Judge Brown then added:
“What’s more troubling, however, is the failure of counsel to exercise reasoned discretion in this case. During the first review of this case before Judge Azrack, the Commissioner was represented by an Assistant U.S. Attorney for this district, who exercised the good sense and judgment to concede error as to ALJ Weiss’s mistakes. Here, the record is inarguably worse, as rather than correct the errors identified by Judge Azrack, ALJ Weiss perpetuated and compounded the mistakes. And yet, substitute counsel for the Commissioner, a cross-designated agency attorney, refused to acknowledge any error. Instead, in the filings, the Commissioner has the temerity to request that this Court conduct ‘a searching review of the record’ to correct the “the absence of an express discussion by the ALJ” of relevant factors.”

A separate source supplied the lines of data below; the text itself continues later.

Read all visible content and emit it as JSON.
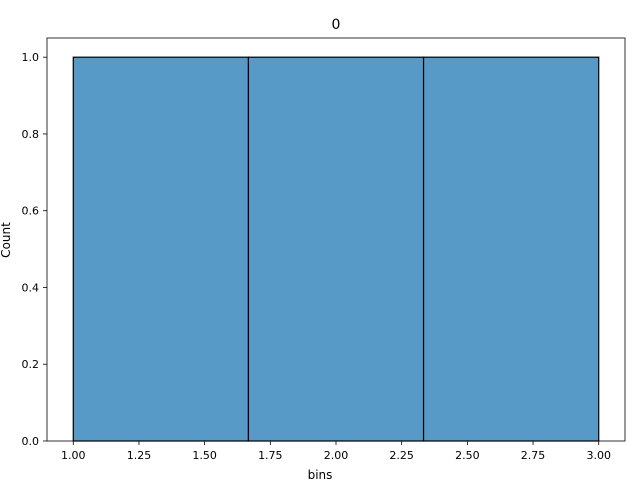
{
  "chart_data": {
    "type": "bar",
    "title": "0",
    "xlabel": "bins",
    "ylabel": "Count",
    "xlim": [
      0.9,
      3.1
    ],
    "ylim": [
      0,
      1.05
    ],
    "grid": false,
    "bar_color": "#5799c7",
    "edge_color": "#000000",
    "bins": [
      {
        "start": 1.0,
        "end": 1.6667,
        "count": 1
      },
      {
        "start": 1.6667,
        "end": 2.3333,
        "count": 1
      },
      {
        "start": 2.3333,
        "end": 3.0,
        "count": 1
      }
    ],
    "xticks": [
      1.0,
      1.25,
      1.5,
      1.75,
      2.0,
      2.25,
      2.5,
      2.75,
      3.0
    ],
    "xtick_labels": [
      "1.00",
      "1.25",
      "1.50",
      "1.75",
      "2.00",
      "2.25",
      "2.50",
      "2.75",
      "3.00"
    ],
    "yticks": [
      0,
      0.2,
      0.4,
      0.6,
      0.8,
      1.0
    ],
    "ytick_labels": [
      "0.0",
      "0.2",
      "0.4",
      "0.6",
      "0.8",
      "1.0"
    ]
  }
}
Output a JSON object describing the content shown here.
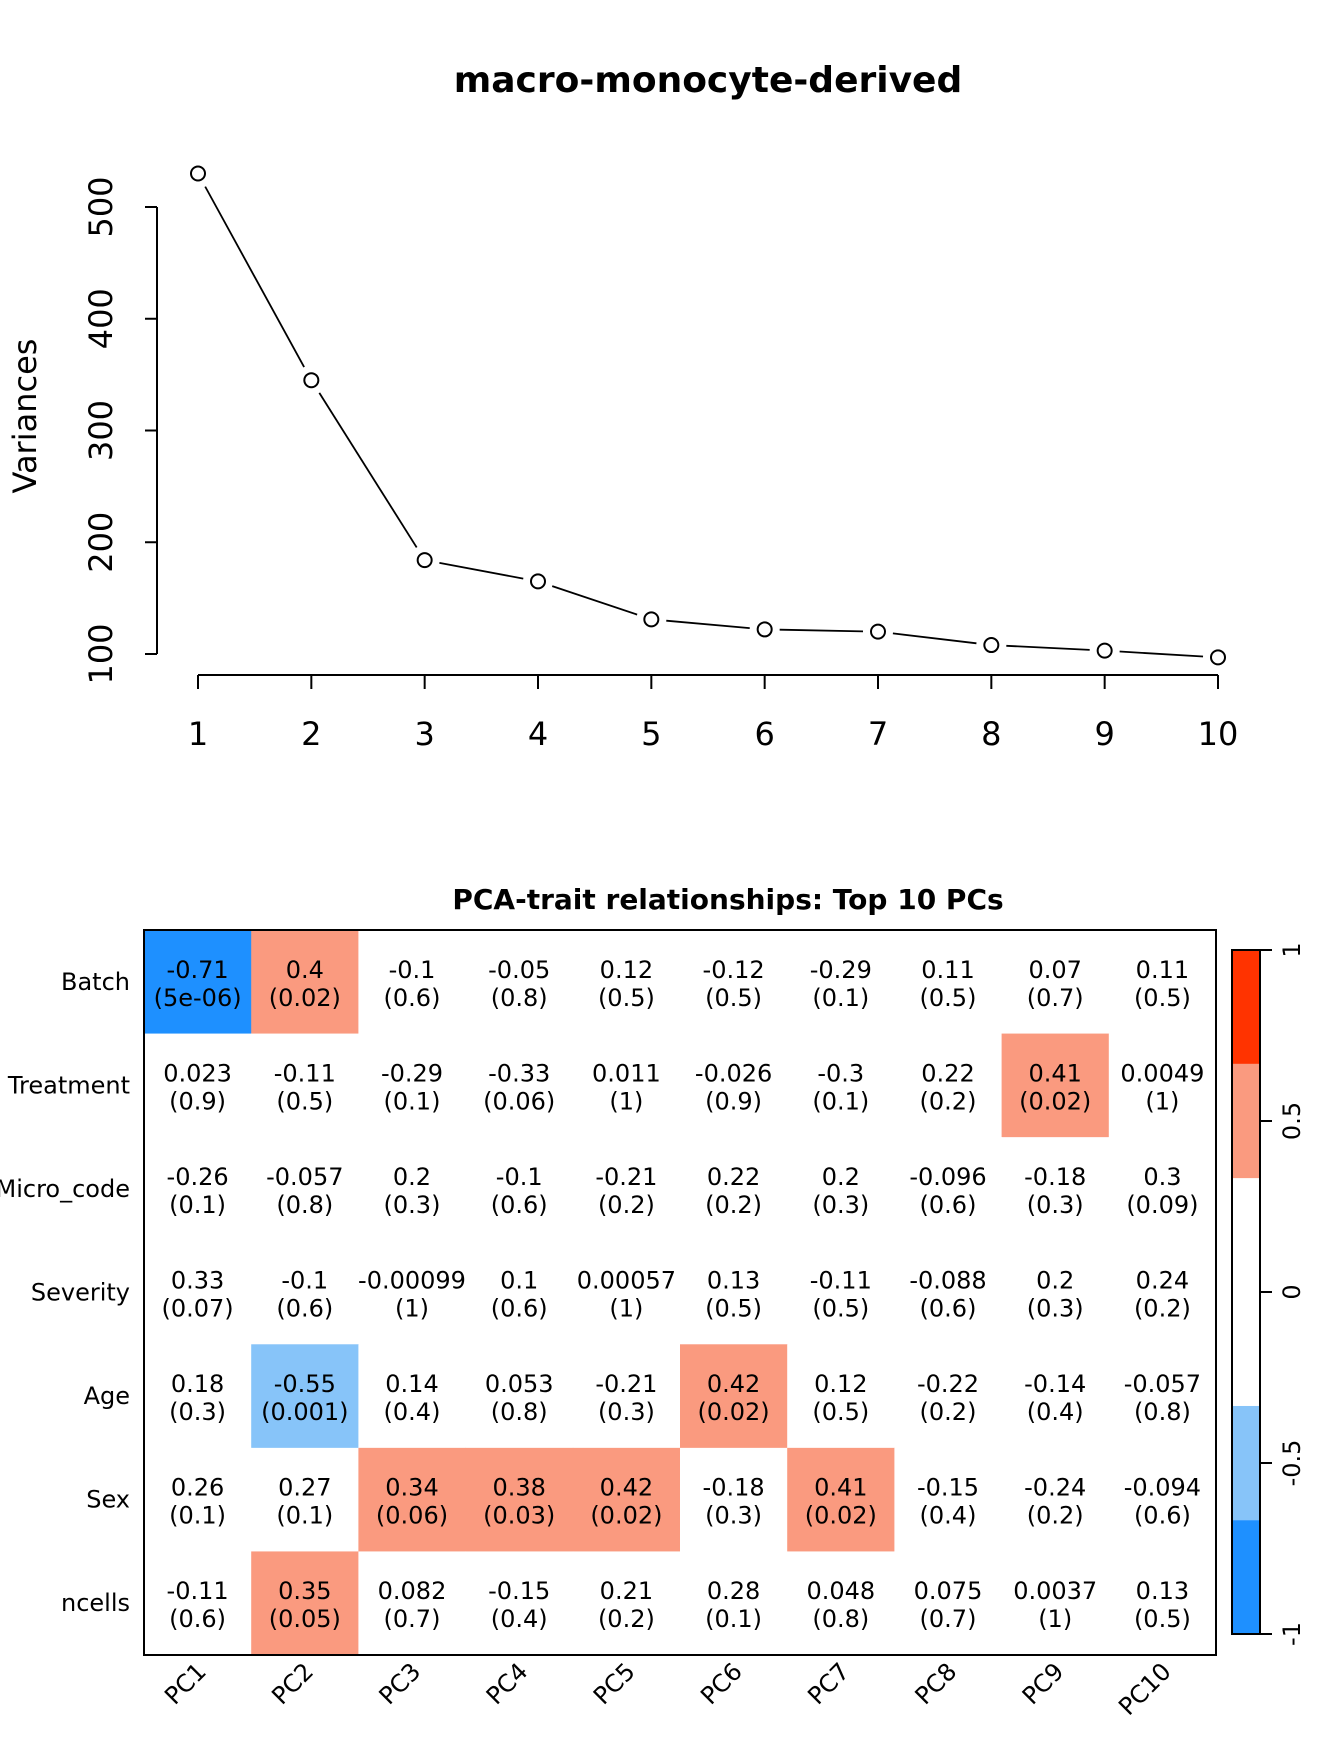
{
  "chart_data": [
    {
      "type": "line",
      "title": "macro-monocyte-derived",
      "xlabel": "",
      "ylabel": "Variances",
      "x": [
        1,
        2,
        3,
        4,
        5,
        6,
        7,
        8,
        9,
        10
      ],
      "xticks": [
        "1",
        "2",
        "3",
        "4",
        "5",
        "6",
        "7",
        "8",
        "9",
        "10"
      ],
      "yticks": [
        "100",
        "200",
        "300",
        "400",
        "500"
      ],
      "values": [
        530,
        345,
        184,
        165,
        131,
        122,
        120,
        108,
        103,
        97
      ],
      "xlim": [
        1,
        10
      ],
      "ylim": [
        100,
        500
      ]
    },
    {
      "type": "heatmap",
      "title": "PCA-trait relationships: Top 10 PCs",
      "columns": [
        "PC1",
        "PC2",
        "PC3",
        "PC4",
        "PC5",
        "PC6",
        "PC7",
        "PC8",
        "PC9",
        "PC10"
      ],
      "rows": [
        "Batch",
        "Treatment",
        "Micro_code",
        "Severity",
        "Age",
        "Sex",
        "ncells"
      ],
      "cells": [
        [
          [
            "-0.71",
            "(5e-06)",
            -0.71
          ],
          [
            "0.4",
            "(0.02)",
            0.4
          ],
          [
            "-0.1",
            "(0.6)",
            -0.1
          ],
          [
            "-0.05",
            "(0.8)",
            -0.05
          ],
          [
            "0.12",
            "(0.5)",
            0.12
          ],
          [
            "-0.12",
            "(0.5)",
            -0.12
          ],
          [
            "-0.29",
            "(0.1)",
            -0.29
          ],
          [
            "0.11",
            "(0.5)",
            0.11
          ],
          [
            "0.07",
            "(0.7)",
            0.07
          ],
          [
            "0.11",
            "(0.5)",
            0.11
          ]
        ],
        [
          [
            "0.023",
            "(0.9)",
            0.023
          ],
          [
            "-0.11",
            "(0.5)",
            -0.11
          ],
          [
            "-0.29",
            "(0.1)",
            -0.29
          ],
          [
            "-0.33",
            "(0.06)",
            -0.33
          ],
          [
            "0.011",
            "(1)",
            0.011
          ],
          [
            "-0.026",
            "(0.9)",
            -0.026
          ],
          [
            "-0.3",
            "(0.1)",
            -0.3
          ],
          [
            "0.22",
            "(0.2)",
            0.22
          ],
          [
            "0.41",
            "(0.02)",
            0.41
          ],
          [
            "0.0049",
            "(1)",
            0.0049
          ]
        ],
        [
          [
            "-0.26",
            "(0.1)",
            -0.26
          ],
          [
            "-0.057",
            "(0.8)",
            -0.057
          ],
          [
            "0.2",
            "(0.3)",
            0.2
          ],
          [
            "-0.1",
            "(0.6)",
            -0.1
          ],
          [
            "-0.21",
            "(0.2)",
            -0.21
          ],
          [
            "0.22",
            "(0.2)",
            0.22
          ],
          [
            "0.2",
            "(0.3)",
            0.2
          ],
          [
            "-0.096",
            "(0.6)",
            -0.096
          ],
          [
            "-0.18",
            "(0.3)",
            -0.18
          ],
          [
            "0.3",
            "(0.09)",
            0.3
          ]
        ],
        [
          [
            "0.33",
            "(0.07)",
            0.33
          ],
          [
            "-0.1",
            "(0.6)",
            -0.1
          ],
          [
            "-0.00099",
            "(1)",
            -0.00099
          ],
          [
            "0.1",
            "(0.6)",
            0.1
          ],
          [
            "0.00057",
            "(1)",
            0.00057
          ],
          [
            "0.13",
            "(0.5)",
            0.13
          ],
          [
            "-0.11",
            "(0.5)",
            -0.11
          ],
          [
            "-0.088",
            "(0.6)",
            -0.088
          ],
          [
            "0.2",
            "(0.3)",
            0.2
          ],
          [
            "0.24",
            "(0.2)",
            0.24
          ]
        ],
        [
          [
            "0.18",
            "(0.3)",
            0.18
          ],
          [
            "-0.55",
            "(0.001)",
            -0.55
          ],
          [
            "0.14",
            "(0.4)",
            0.14
          ],
          [
            "0.053",
            "(0.8)",
            0.053
          ],
          [
            "-0.21",
            "(0.3)",
            -0.21
          ],
          [
            "0.42",
            "(0.02)",
            0.42
          ],
          [
            "0.12",
            "(0.5)",
            0.12
          ],
          [
            "-0.22",
            "(0.2)",
            -0.22
          ],
          [
            "-0.14",
            "(0.4)",
            -0.14
          ],
          [
            "-0.057",
            "(0.8)",
            -0.057
          ]
        ],
        [
          [
            "0.26",
            "(0.1)",
            0.26
          ],
          [
            "0.27",
            "(0.1)",
            0.27
          ],
          [
            "0.34",
            "(0.06)",
            0.34
          ],
          [
            "0.38",
            "(0.03)",
            0.38
          ],
          [
            "0.42",
            "(0.02)",
            0.42
          ],
          [
            "-0.18",
            "(0.3)",
            -0.18
          ],
          [
            "0.41",
            "(0.02)",
            0.41
          ],
          [
            "-0.15",
            "(0.4)",
            -0.15
          ],
          [
            "-0.24",
            "(0.2)",
            -0.24
          ],
          [
            "-0.094",
            "(0.6)",
            -0.094
          ]
        ],
        [
          [
            "-0.11",
            "(0.6)",
            -0.11
          ],
          [
            "0.35",
            "(0.05)",
            0.35
          ],
          [
            "0.082",
            "(0.7)",
            0.082
          ],
          [
            "-0.15",
            "(0.4)",
            -0.15
          ],
          [
            "0.21",
            "(0.2)",
            0.21
          ],
          [
            "0.28",
            "(0.1)",
            0.28
          ],
          [
            "0.048",
            "(0.8)",
            0.048
          ],
          [
            "0.075",
            "(0.7)",
            0.075
          ],
          [
            "0.0037",
            "(1)",
            0.0037
          ],
          [
            "0.13",
            "(0.5)",
            0.13
          ]
        ]
      ],
      "colorbar": {
        "ticks": [
          "-1",
          "-0.5",
          "0",
          "0.5",
          "1"
        ],
        "range": [
          -1,
          1
        ],
        "bands": [
          {
            "from": -1,
            "to": -0.667,
            "color": "#1e90ff"
          },
          {
            "from": -0.667,
            "to": -0.333,
            "color": "#87c4f9"
          },
          {
            "from": -0.333,
            "to": 0.333,
            "color": "#ffffff"
          },
          {
            "from": 0.333,
            "to": 0.667,
            "color": "#fa9a7f"
          },
          {
            "from": 0.667,
            "to": 1,
            "color": "#ff3300"
          }
        ]
      }
    }
  ]
}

After attacking the particular OGC attorney who defended Social security in this case, Judge Brown criticized the quality of OGC representation in general:
“This Court has observed that, in at least certain instances, cross-designated agency counsel have repeatedly and unapologetically taken indefensible positions in social security disability cases, even in the face of judicial criticism.”
We have been representing the claimant for over a decade, and will continue to do so. We have maintained from the day that we filed her application that she should be approved for SSD benefits. We have no doubt that we will be successful.